Southwark Playhouse, London – until 3 December 2022
When individual members of a family are facing a variety of problems, can looking back at their collective past help to resolve matters or does that simply serve to make things worse? This is the premise behind Here by debut playwright Clive Judd, the 2022 winner of the Papatango Prize for new writing currently in production on Southwark Playhouse’s main stage. The award has thrown up a couple of outstanding new plays in recent years, notably Samuel Bailey’s Shook and Igor Memic’s Old Bridge, making Judd’s task a hard act to follow. Although it contains some remarkable writing and is successful to an extent, this play also becomes a bit baggy and unfocused at times.
Talking of unfocused, I find it hard to imagine why the set designer (Jasmine Swan) decided to place the entire production inside a gauze cube – other than to facilitate what happens in the last ten minutes (no spoilers). It meant that for much of the time I was uncomfortably squinting to make out faces and their reactions which were actually quite an important facet of the narrative. To make things even more difficult the director (George Turvey)’s blocking meant that on far too many occasions I was looking straight at the back of a character’s head as they talked to someone sitting directly opposite thus masking both sets of features. And I say that as someone who had (or at least should have had) a direct line of view; as the audience was sitting on three sides I can only imagine the difficulties that others may have had.
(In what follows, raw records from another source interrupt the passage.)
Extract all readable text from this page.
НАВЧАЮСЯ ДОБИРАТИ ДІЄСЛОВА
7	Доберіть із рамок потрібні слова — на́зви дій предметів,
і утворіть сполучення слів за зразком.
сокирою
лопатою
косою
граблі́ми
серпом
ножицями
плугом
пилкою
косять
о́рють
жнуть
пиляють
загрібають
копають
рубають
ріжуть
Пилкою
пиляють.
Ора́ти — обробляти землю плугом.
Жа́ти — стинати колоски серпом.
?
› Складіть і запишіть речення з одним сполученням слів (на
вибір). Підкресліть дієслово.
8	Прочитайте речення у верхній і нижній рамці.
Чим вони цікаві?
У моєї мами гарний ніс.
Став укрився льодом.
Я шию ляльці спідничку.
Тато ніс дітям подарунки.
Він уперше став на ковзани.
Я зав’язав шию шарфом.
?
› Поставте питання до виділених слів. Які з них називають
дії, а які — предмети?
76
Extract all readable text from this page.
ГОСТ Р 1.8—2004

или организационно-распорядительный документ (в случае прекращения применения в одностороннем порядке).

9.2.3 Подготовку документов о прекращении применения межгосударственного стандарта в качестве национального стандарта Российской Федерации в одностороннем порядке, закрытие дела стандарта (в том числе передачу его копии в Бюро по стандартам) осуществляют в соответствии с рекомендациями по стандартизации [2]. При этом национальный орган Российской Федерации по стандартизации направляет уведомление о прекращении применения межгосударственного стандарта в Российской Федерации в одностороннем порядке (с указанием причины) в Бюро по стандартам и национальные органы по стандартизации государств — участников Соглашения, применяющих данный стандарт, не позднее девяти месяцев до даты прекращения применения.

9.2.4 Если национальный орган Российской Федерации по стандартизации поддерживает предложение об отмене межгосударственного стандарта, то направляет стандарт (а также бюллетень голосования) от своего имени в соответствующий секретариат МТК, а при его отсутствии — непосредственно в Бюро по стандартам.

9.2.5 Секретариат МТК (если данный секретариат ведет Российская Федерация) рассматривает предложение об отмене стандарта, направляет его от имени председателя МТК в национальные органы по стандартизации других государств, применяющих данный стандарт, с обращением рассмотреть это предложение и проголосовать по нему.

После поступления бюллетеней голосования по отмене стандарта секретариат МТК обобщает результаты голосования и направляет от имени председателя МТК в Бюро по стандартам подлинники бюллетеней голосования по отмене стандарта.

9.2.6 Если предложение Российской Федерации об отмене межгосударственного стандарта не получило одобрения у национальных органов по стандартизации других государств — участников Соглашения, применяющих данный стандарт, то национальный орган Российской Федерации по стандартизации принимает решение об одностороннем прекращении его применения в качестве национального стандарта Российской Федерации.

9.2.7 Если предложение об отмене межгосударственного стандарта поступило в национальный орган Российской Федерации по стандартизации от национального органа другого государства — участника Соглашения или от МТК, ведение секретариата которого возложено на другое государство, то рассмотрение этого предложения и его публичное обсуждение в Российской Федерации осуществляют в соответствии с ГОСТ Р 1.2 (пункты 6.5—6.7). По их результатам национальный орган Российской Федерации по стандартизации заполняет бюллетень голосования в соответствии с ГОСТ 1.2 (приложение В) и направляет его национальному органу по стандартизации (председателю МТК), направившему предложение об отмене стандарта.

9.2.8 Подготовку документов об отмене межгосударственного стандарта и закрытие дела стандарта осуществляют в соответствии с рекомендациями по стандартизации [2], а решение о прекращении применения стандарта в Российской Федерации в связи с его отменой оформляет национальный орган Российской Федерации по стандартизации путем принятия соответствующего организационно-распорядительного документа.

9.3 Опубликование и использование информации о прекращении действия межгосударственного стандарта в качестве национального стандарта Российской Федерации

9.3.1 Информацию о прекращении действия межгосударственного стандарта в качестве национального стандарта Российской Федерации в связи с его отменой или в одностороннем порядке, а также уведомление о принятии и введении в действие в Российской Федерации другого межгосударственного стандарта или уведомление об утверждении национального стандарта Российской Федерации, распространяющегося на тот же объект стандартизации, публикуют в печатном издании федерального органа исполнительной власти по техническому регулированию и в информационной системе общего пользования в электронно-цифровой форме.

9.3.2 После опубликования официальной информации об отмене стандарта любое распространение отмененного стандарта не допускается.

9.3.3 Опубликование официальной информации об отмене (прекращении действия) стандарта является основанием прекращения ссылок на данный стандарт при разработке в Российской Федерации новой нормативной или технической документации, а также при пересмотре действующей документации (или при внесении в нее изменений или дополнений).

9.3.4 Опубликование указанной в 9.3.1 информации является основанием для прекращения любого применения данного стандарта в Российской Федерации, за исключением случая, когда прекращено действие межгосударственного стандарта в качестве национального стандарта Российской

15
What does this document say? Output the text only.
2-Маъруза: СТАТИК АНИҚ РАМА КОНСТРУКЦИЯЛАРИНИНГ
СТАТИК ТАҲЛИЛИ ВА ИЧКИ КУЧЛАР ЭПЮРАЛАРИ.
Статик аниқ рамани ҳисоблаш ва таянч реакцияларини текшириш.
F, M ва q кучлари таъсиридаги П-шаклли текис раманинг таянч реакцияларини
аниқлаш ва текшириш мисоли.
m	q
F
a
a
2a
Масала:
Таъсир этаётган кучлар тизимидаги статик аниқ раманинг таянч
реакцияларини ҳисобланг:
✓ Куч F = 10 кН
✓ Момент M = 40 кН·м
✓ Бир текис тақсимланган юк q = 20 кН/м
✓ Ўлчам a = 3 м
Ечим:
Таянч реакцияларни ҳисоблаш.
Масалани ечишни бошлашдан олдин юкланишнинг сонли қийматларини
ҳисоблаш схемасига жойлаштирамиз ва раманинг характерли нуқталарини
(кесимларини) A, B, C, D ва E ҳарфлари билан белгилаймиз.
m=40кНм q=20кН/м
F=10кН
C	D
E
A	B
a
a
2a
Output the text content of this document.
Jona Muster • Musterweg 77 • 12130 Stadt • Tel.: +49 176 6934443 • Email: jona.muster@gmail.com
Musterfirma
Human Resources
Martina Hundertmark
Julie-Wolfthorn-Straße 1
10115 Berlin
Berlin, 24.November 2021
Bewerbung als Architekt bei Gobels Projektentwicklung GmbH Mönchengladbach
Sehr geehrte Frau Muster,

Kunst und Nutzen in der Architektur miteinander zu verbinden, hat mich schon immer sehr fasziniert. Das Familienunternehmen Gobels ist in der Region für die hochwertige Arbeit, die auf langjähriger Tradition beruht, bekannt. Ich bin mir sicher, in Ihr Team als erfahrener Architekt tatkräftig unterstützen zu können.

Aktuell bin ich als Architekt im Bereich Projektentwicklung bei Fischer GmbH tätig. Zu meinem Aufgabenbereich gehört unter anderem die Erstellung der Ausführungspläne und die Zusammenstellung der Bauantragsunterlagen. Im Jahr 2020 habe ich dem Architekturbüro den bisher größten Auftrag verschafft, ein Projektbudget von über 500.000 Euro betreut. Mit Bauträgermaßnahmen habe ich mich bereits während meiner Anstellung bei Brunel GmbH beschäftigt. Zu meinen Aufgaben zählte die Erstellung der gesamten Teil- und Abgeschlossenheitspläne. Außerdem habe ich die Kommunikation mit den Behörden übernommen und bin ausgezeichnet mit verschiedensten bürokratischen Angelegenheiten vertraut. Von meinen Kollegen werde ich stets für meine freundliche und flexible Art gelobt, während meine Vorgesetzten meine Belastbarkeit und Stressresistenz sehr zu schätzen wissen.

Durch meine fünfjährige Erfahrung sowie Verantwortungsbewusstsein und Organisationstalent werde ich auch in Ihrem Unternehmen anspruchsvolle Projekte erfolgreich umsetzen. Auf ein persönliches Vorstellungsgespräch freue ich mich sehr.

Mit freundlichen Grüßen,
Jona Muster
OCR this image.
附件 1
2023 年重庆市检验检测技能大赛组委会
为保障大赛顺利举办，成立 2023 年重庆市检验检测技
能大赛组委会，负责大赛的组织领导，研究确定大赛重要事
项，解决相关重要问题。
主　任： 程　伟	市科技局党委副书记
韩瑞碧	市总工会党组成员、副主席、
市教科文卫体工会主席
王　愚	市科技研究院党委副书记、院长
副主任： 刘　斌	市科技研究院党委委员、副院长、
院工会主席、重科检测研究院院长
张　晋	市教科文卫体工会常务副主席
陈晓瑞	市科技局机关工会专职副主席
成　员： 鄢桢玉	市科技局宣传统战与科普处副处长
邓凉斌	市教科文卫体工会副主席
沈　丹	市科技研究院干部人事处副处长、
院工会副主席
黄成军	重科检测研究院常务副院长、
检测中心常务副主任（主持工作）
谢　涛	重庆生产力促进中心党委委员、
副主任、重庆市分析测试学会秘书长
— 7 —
The play itself was, fortunately, more satisfying, being a mash up of a ghost story and a problem laden social drama which references its roots by having its events taking place in and around a kitchen sink. And what a set of baggage the characters unpack during the two hour duration of the piece.
Mum Monica (Lucy Benjamin – very good) is permanently frazzled and is heading towards, if not already embracing, alcoholism. Mild-mannered (step)Dad Jeff (Mark Frost) goes to church and paints model soldiers but has recently revived his gambling addiction. Daughter Jess (Hannah Milward) is having several types of personal crisis, has dropped out of Uni and is at distinct odds with her mother over her relationship with her ex-tutor. Into this festering stew steps nephew/cousin Matt (Sam Baker-Jones; a remarkably engaging stage debut and a name to watch if this excellent performance is anything to go by). He’s a cheerful, possibly homeless, rootless drifter who wants to lay to rest the ghosts of his black sheep mother and his grandfather who continue to haunt his thoughts and indeed his (in)actions.
Matt’s presence, after a long absence, acts as an unwitting catalyst which unleashes the barely pinioned demons of the other three and it is not long before the whole family is at odds with each other. Judd structures a number of duologues between the quartet which shows how they become different people according to who they are interacting with. Much of this is revealed through the many mundanities and inanities which characterise awkward social situations and the four actors give expert and well timed performances which highlight this.
While they may be “here” the quartet often do not “hear” what is really being said. Often this comes in the form of the pauses and silences which are masterfully deployed throughout and which increase the tension during the supernatural elements of the play. Actually, I could cheerfully have done without these as they sometimes seemed to belong to another narrative altogether. The intrusion of the past onto the present could, to my way of thinking, have been equally powerfully portrayed without the literal presence of spectres from the past. That said, Asaf Zohar’s compositional and sound design skills are highly effective in raising the back of the neck hairs.
For all its faults, Here is an impressive first play from a writer who will almost certainly go on to greater things and performed by a deeply committed cast whose performances keep the audience hooked throughout – at least until the last ten minutes or so when I just found myself laughing for all the wrong reasons. And the very ending of the play still needs work. While there’s nothing wrong in having an open ended conclusion it was evident that the audience really weren’t sure if the play was over; it simply stopped rather than finished. A bit like this review, really.